De un plumazo había borrado
todos los “y si…” que podían surgir a la hora de buscar una familia, hacer las
maletas y embarcarse en un avión rumbo a lo desconocido. La oportunidad estaba
ahí y era imposible de rechazar.
Hoy, 3 de mayo de 2013, estoy en mi nuevo destino y otra vez me
siento agraciada. Según he podido comprobar, en conversaciones con diferentes 'au pairs', mi familia es de lo más normal. Los
niños están ya creciditos, tienen cierta independencia y no necesitan de una
nani que vaya 24 horas detrás de ellos dándoles de comer o comprobando si les
han de cambiar el pañal. Además, sé a ciencia cierta que mi habitación es de lo
mejorcito que actualmente se puede encontrar en el universo 'au pair' londinense.
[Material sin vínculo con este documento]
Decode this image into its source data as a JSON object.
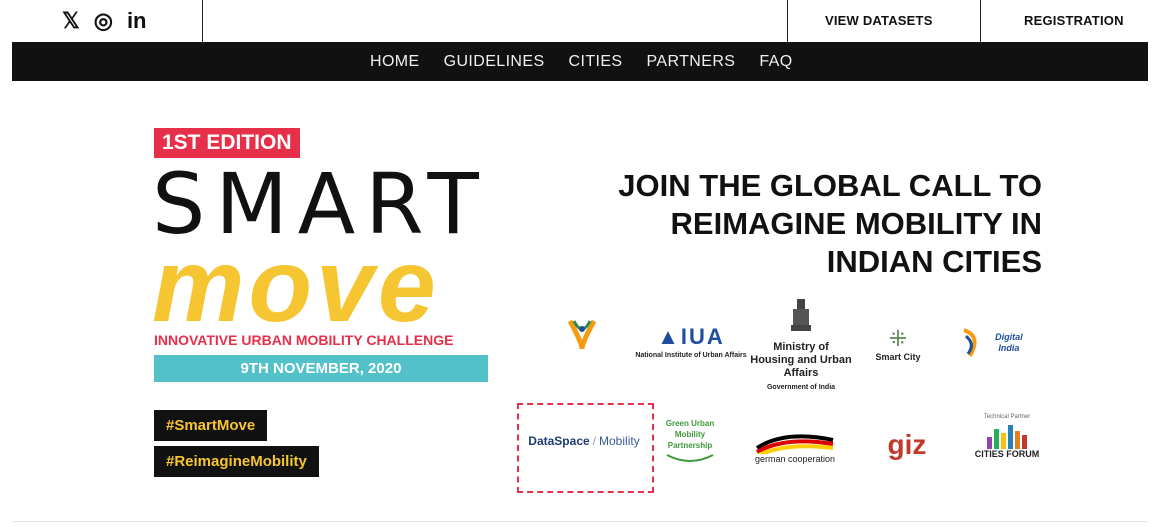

A estos parabienes he de sumarles que los cabeza de familia son educados,
comprensivos y cercanos, y además ya han manifestado su interés porque continúe
con ellos el curso escolar próximo.
Pero todo no podía ser tan bonito. Cuando uno se muda de
ciudad deja atrás todo lo que hasta ahora era su mundo. Apuesta por cerrar una
puerta, que ya poco más le puede ofrecer, y decide abrir ventanas tras las que
no sabe lo que encontrará. Lamentablemente ese proceso de cierre y apertura no
resulta tan fácil como pudieran pensar aquellos que dicen con la boca pequeña "yo si pudiera me iría".
Por muy a gusto, cómodo, acoplado,
adaptado o aclimatado que uno pueda estar a su nueva vida, siempre hay
acciones, rutinas y personas que se echan en falta.
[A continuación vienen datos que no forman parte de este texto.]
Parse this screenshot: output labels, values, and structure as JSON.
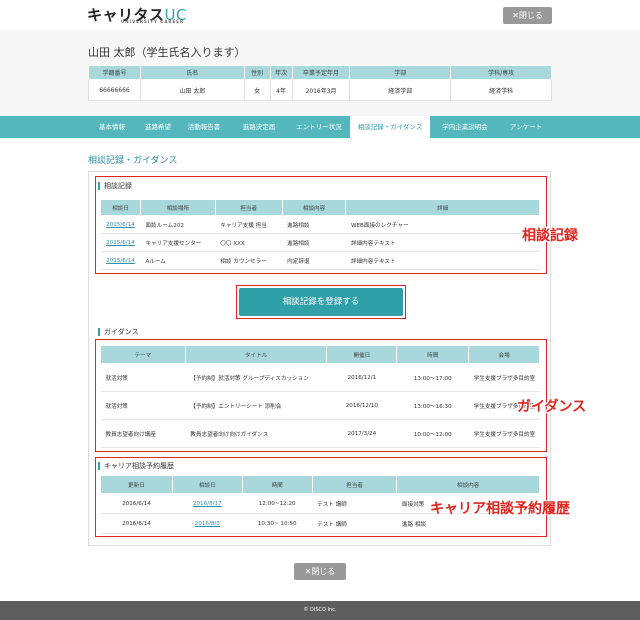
{
  "header": {
    "logo_main": "キャリタス",
    "logo_uc": "UC",
    "logo_sub": "UNIVERSITY CAREER",
    "close_label": "✕閉じる"
  },
  "student": {
    "name": "山田 太郎（学生氏名入ります）",
    "columns": [
      "学籍番号",
      "氏名",
      "性別",
      "年次",
      "卒業予定年月",
      "学部",
      "学科/専攻"
    ],
    "values": [
      "66666666",
      "山田 太郎",
      "女",
      "4年",
      "2016年3月",
      "経済学部",
      "経済学科"
    ]
  },
  "nav": {
    "tabs": [
      "基本情報",
      "進路希望",
      "活動報告書",
      "進路決定届",
      "エントリー状況",
      "相談記録・ガイダンス",
      "学内企業説明会",
      "アンケート"
    ]
  },
  "page": {
    "title": "相談記録・ガイダンス"
  },
  "consult": {
    "label": "相談記録",
    "columns": [
      "相談日",
      "相談場所",
      "担当者",
      "相談内容",
      "詳細"
    ],
    "rows": [
      [
        "2015/6/14",
        "面談ルーム202",
        "キャリア支援 担当",
        "進路相談",
        "WEB面接のレクチャー"
      ],
      [
        "2015/6/14",
        "キャリア支援センター",
        "〇〇 XXX",
        "進路相談",
        "詳細内容テキスト"
      ],
      [
        "2015/6/14",
        "Aルーム",
        "相談 カウンセラー",
        "内定辞退",
        "詳細内容テキスト"
      ]
    ],
    "register_label": "相談記録を登録する"
  },
  "guidance": {
    "label": "ガイダンス",
    "columns": [
      "テーマ",
      "タイトル",
      "開催日",
      "時間",
      "会場"
    ],
    "rows": [
      [
        "就活対策",
        "【予約制】就活対策 グループディスカッション",
        "2016/12/1",
        "13:00～17:00",
        "学生支援プラザ多目的室"
      ],
      [
        "就活対策",
        "【予約制】エントリーシート 添削会",
        "2016/12/10",
        "13:00～16:30",
        "学生支援プラザ多目的室"
      ],
      [
        "教員志望者向け講座",
        "教員志望者向け向けガイダンス",
        "2017/3/24",
        "10:00～12:00",
        "学生支援プラザ多目的室"
      ]
    ]
  },
  "career": {
    "label": "キャリア相談予約履歴",
    "columns": [
      "更新日",
      "相談日",
      "時間",
      "担当者",
      "相談内容"
    ],
    "rows": [
      [
        "2016/6/14",
        "2016/8/17",
        "12:00~12:20",
        "テスト 講師",
        "面接対策"
      ],
      [
        "2016/6/14",
        "2016/8/3",
        "10:30~ 10:50",
        "テスト 講師",
        "進路 相談"
      ]
    ]
  },
  "annotations": {
    "consult": "相談記録",
    "guidance": "ガイダンス",
    "career": "キャリア相談予約履歴"
  },
  "footer": {
    "copyright": "© DISCO Inc."
  },
  "colors": {
    "accent": "#53b7bd",
    "header_cell": "#a8d8dc",
    "annotation": "#e0241e"
  }
}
El sentimiento de soledad es igual en todas las habitaciones
con independencia de lo confortable de la misma. Además, éste se magnifica si
la mudanza además de un cambio de ciudad implica un cambio de país y si el
proceso migratorio ha tenido lugar hace tan solo una semana.
Como dice un amigo, hay que tener 'au par' de h... para liarse la manta a la cabeza y meterse en casa de unos desconocidos a ejercer de niñera.